The tale unfolds slowly, with beautiful pacing. Gradually, we get Mei's personal story in pieces: a lost love, her missing father, her curious resignation from the ministry. Additionally, the reader gains insight about Beijing in the late 1990's and how the past still influences modern life.

I listened to this book on CD, and I thoroughly enjoyed the narration by Cindy Cheung. Hearing the unfamiliar sounds of Chinese pronunciation really added an extra flair to the story.

Tuesday, April 7, 2009

The Adoration of Jenna Fox by Mary Pearson

While this is the kind of not-too-distant future, sci-fi novel that overflows the teen genre, Jenna Fox's humanity gives this an edge over other books in the pool of "scientific ethics" books.

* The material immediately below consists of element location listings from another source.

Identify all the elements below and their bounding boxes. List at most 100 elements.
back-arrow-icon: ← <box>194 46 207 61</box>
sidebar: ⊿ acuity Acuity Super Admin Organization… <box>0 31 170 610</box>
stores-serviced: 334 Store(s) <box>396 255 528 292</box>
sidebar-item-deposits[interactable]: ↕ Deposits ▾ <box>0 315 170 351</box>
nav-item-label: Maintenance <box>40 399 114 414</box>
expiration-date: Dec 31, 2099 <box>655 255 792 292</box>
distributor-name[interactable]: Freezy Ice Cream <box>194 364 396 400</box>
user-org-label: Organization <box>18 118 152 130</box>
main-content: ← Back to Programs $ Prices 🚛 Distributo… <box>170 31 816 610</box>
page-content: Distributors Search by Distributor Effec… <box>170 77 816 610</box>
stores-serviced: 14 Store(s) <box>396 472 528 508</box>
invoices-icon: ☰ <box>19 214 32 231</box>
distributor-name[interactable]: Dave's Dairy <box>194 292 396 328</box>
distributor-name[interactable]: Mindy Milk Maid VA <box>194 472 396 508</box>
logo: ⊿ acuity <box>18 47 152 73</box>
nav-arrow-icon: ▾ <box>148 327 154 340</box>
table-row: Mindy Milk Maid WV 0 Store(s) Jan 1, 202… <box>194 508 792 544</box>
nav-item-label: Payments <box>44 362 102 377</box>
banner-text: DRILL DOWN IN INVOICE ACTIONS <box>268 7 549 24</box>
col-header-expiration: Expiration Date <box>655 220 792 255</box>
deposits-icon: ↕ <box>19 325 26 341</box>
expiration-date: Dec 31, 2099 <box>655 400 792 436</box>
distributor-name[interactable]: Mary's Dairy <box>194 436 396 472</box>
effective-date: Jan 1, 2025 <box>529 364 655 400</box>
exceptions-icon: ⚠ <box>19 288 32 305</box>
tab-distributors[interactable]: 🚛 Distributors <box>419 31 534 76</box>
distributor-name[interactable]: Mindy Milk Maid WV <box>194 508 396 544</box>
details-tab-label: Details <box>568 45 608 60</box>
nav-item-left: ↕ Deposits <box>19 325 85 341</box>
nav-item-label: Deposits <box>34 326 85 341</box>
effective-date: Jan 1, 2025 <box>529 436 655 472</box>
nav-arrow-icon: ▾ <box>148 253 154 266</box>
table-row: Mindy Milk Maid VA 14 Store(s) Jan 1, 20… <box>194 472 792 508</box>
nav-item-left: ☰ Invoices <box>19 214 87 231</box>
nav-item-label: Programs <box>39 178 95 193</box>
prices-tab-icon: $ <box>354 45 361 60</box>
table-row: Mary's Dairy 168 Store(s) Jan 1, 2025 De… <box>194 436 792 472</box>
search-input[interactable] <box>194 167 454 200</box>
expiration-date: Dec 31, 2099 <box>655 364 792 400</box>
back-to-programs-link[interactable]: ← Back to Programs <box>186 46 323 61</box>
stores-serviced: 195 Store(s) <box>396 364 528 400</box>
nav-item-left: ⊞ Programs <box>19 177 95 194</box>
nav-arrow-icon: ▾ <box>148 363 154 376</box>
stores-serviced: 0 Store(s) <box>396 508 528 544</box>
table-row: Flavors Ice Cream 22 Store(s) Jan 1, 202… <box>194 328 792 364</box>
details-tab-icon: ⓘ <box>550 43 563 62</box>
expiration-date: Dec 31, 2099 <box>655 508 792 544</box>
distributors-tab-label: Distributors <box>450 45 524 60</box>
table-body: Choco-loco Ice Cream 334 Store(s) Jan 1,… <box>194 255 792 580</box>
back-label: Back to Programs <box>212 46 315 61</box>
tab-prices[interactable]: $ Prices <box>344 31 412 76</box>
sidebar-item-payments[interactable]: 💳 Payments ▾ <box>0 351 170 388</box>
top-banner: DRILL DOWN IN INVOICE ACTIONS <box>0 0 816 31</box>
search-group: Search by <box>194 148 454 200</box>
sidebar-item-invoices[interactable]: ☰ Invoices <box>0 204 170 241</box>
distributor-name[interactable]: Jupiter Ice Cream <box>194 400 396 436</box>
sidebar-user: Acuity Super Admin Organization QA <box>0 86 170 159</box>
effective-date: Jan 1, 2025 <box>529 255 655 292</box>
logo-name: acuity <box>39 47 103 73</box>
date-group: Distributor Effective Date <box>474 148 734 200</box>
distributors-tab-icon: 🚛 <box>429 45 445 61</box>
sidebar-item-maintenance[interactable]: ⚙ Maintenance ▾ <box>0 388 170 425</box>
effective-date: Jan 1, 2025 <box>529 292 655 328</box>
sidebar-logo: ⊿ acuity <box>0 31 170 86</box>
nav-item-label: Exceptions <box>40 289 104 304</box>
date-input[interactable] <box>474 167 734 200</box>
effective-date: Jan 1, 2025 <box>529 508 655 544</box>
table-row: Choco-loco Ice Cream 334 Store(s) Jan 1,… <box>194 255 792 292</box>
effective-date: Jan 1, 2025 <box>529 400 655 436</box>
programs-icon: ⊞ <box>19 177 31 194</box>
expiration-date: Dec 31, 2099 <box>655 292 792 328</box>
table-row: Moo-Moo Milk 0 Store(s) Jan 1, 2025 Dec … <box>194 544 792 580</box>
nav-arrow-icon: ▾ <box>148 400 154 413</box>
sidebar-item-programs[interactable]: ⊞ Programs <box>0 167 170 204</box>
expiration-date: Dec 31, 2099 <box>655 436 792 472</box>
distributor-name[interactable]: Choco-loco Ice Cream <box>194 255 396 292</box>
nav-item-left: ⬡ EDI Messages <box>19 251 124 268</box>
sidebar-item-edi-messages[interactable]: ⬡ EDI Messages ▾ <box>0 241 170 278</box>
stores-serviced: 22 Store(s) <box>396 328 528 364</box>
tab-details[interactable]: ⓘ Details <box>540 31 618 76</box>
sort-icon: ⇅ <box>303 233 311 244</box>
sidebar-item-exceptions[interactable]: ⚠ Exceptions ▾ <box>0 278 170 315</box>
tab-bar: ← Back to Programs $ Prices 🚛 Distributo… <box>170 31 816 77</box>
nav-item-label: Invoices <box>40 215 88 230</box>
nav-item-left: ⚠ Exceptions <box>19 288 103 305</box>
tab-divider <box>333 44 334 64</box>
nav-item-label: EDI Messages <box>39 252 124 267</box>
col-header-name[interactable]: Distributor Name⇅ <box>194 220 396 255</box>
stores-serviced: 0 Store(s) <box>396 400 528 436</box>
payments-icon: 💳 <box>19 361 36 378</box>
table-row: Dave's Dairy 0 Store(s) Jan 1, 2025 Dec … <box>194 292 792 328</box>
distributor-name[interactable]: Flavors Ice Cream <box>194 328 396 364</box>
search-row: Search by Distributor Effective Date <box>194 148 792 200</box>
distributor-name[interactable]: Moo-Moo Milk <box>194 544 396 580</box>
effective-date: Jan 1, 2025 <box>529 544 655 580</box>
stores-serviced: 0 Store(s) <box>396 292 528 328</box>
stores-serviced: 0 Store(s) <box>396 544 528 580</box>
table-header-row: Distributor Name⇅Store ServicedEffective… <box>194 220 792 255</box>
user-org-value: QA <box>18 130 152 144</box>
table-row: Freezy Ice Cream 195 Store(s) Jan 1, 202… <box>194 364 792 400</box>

Jenna's told she was in an accident, but she doesn't remember it. She's healing, but she's not sure where. And she feels funny, but she doesn't know what that means. As Jenna's memories return and as she slowly unravels her curious situation, we readers also slowly discover that there's something different about Jenna.

I enjoyed the fact that Jenna's is the only voice we hear: what she doesn't know, we don't know. For both of us there are a million small surprises - and a couple of really big ones. I'll be recommending this book to teen readers, especially during out summer library program, and it would be a great title for discussion.